Bustin' Loose is a soundtrack album released by Roberta Flack in 1981. It was recorded for the movie of the same title starring Richard Pryor. Luther Vandross and Peabo Bryson contributed vocals to the album and Vandross wrote the song, "You Stopped Loving Me", which he later performed himself on his debut album Never Too Much.

====Track listing====

| No. | Title | Writer(s) | Length |
|---|---|---|---|
| 1. | ""Lovin' You (Is Such an Easy Thang to Do)"" | Roberta Flack | 5:57 |
| 2. | "Rollin' On" | Roberta Flack; Buddy Williams; | 4:17 |
| 3. | ""You Stopped Loving Me"" | Luther Vandross | 4:32 |
| 4. | ""Just When I Needed You"" | Roberta Flack; Eric Mercury; | 4:48 |
| 5. | ""Qual E Malindrinho (Why Are You So Bad)"" | Roberta Flack; Dwight Watkins; | 4:47 |
| 6. | ""Love Always Commands"" | Roberta Flack; Eric Mercury; | 6:27 |
| 7. | ""Children Song"" | Roberta Flack; Barry Miles; Dwight Watkins; | 4:40 |
| 8. | ""Ballad for D."" | Peabo Bryson; Roberta Flack; Buddy Williams; | 3:35 |
| 9. | ""Hittin' Me Where It Hurts"" | William D. Smith; Kathy Wakefield; | 3:43 |

====Personnel====
- Roberta Flack - vocals, piano
- Peabo Bryson - backing vocals
- Barry Miles - keyboards, arrangements
- Marcus Miller - bass
- Dom Um Romão - percussion
- Luther Vandross - backing vocals
- Georg Wadenius - guitar
- Buddy Williams - drums

==Reception==
Bustin' Loose opened number one at the box office in 828 theaters domestically. It grossed $6,622,753 in its opening weekend. Its run ended with $31,261,269 in the box office, domestically.

===Critical response===
Vincent Canby of The New York Times wrote in his review: "Only the incomparable Richard Pryor could make a comedy as determinedly, aggressively sentimental as Bustin' Loose, which is about eight needy orphans and a $15,000 mortgage that's due, and still get an R-rating.
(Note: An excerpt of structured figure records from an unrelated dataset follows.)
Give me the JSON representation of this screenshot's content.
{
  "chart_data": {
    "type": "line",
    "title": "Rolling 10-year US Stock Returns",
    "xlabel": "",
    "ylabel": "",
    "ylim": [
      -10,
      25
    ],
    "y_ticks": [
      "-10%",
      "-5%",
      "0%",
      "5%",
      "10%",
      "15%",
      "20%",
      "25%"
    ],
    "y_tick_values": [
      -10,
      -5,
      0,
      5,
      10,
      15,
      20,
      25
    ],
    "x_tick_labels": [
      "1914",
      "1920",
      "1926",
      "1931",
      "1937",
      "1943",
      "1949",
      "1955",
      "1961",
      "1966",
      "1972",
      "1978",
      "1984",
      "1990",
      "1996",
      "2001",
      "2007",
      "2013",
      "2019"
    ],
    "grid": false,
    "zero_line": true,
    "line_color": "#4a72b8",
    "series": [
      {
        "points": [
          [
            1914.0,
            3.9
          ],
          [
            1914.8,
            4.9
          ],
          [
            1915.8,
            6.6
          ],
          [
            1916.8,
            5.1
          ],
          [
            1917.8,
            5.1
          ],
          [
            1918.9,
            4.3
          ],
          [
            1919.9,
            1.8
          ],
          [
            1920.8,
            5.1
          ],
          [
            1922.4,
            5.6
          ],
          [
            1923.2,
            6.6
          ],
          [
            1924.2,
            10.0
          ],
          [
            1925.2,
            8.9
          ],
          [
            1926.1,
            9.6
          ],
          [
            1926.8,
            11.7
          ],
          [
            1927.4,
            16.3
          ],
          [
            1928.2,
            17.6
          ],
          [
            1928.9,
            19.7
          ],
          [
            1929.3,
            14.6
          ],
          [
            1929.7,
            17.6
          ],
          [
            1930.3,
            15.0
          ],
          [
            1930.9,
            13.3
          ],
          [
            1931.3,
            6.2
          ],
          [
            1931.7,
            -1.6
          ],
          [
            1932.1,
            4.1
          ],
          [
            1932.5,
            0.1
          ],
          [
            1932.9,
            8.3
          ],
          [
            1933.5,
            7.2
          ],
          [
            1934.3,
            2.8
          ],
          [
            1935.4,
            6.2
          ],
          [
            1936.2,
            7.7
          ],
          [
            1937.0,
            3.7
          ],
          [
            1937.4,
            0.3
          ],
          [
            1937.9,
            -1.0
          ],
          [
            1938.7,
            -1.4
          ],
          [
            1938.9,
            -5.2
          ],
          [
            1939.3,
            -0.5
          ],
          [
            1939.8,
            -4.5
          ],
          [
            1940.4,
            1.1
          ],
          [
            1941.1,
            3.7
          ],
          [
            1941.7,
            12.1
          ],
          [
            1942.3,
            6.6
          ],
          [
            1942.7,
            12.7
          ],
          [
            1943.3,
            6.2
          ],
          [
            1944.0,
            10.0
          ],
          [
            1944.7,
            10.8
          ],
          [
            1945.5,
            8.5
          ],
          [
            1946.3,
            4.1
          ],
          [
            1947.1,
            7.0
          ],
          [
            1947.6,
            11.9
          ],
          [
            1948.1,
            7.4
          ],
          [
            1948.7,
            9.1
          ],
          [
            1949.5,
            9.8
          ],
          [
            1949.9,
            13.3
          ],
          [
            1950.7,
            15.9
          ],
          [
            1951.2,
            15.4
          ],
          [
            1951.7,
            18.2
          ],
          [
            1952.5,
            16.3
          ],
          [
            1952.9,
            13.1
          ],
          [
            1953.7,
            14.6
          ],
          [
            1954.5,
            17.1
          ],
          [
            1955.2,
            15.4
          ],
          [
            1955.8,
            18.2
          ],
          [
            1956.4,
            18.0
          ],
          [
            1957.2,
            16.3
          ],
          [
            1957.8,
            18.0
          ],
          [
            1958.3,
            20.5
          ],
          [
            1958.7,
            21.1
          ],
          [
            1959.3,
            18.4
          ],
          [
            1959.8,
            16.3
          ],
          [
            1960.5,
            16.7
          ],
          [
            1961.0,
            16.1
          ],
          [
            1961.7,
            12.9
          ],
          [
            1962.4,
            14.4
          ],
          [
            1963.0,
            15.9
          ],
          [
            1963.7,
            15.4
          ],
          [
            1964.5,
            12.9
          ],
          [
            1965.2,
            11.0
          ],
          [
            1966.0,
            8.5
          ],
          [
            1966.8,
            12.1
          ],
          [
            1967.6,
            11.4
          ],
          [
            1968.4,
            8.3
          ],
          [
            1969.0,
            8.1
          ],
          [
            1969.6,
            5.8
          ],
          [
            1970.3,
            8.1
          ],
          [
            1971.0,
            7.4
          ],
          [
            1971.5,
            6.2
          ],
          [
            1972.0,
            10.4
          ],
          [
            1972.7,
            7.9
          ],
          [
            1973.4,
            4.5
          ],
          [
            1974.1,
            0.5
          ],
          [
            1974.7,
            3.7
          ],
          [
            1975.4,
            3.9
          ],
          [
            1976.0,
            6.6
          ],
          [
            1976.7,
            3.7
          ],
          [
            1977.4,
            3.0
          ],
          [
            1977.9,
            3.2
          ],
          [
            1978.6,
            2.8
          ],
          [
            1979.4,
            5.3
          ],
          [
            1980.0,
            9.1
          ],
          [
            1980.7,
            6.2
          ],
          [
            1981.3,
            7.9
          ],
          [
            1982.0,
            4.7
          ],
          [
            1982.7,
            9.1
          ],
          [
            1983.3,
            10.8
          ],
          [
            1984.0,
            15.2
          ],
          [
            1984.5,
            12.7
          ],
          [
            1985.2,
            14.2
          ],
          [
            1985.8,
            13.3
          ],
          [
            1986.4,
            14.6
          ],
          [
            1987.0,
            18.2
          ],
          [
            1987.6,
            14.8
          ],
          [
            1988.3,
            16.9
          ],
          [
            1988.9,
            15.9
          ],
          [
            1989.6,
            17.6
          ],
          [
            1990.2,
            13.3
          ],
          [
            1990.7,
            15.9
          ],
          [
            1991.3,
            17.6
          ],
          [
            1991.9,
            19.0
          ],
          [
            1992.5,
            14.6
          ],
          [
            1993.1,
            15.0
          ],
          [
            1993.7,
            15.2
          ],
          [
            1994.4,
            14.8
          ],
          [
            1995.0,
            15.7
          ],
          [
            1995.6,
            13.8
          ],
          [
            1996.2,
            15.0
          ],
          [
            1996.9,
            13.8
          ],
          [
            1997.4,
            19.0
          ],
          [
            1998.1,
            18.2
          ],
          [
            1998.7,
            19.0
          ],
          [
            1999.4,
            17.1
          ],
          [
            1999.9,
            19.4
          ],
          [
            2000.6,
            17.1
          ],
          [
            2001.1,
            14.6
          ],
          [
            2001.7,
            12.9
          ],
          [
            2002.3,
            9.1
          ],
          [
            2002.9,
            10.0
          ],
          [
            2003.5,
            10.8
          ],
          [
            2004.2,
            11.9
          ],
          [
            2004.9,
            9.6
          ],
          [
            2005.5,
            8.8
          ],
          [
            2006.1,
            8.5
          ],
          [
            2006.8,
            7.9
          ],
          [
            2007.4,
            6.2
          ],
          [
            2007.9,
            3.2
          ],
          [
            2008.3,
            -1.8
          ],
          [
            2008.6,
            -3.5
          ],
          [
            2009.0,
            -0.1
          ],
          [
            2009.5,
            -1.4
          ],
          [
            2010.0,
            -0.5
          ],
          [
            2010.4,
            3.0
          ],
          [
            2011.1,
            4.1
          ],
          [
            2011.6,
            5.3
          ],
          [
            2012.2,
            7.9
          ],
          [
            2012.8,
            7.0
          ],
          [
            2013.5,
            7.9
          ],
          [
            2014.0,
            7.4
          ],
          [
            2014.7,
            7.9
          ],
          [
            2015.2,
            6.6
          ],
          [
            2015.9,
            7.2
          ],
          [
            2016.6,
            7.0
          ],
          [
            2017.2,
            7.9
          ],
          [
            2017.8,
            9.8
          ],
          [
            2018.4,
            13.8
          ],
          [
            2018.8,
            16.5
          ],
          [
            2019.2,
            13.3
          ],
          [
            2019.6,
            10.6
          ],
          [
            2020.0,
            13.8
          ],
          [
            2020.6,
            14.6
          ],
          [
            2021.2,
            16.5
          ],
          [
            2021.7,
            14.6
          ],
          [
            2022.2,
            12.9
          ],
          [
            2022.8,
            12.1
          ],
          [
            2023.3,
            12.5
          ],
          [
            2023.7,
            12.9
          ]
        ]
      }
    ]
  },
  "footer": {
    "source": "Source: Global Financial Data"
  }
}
Vulgar language is the reason, but because vulgar language is a basic part of the Pryor comedy method, one longs for his every assault on genteelism in Bustin' Loose, a film that would otherwise be painful." TV Guide gives Bustin' Loose 4 stars out of 5 stars.

==Release==
Bustin' Loose was released in theaters on May 22, 1981. The film was released on DVD on May 1, 2001, and again on January 11, 2005.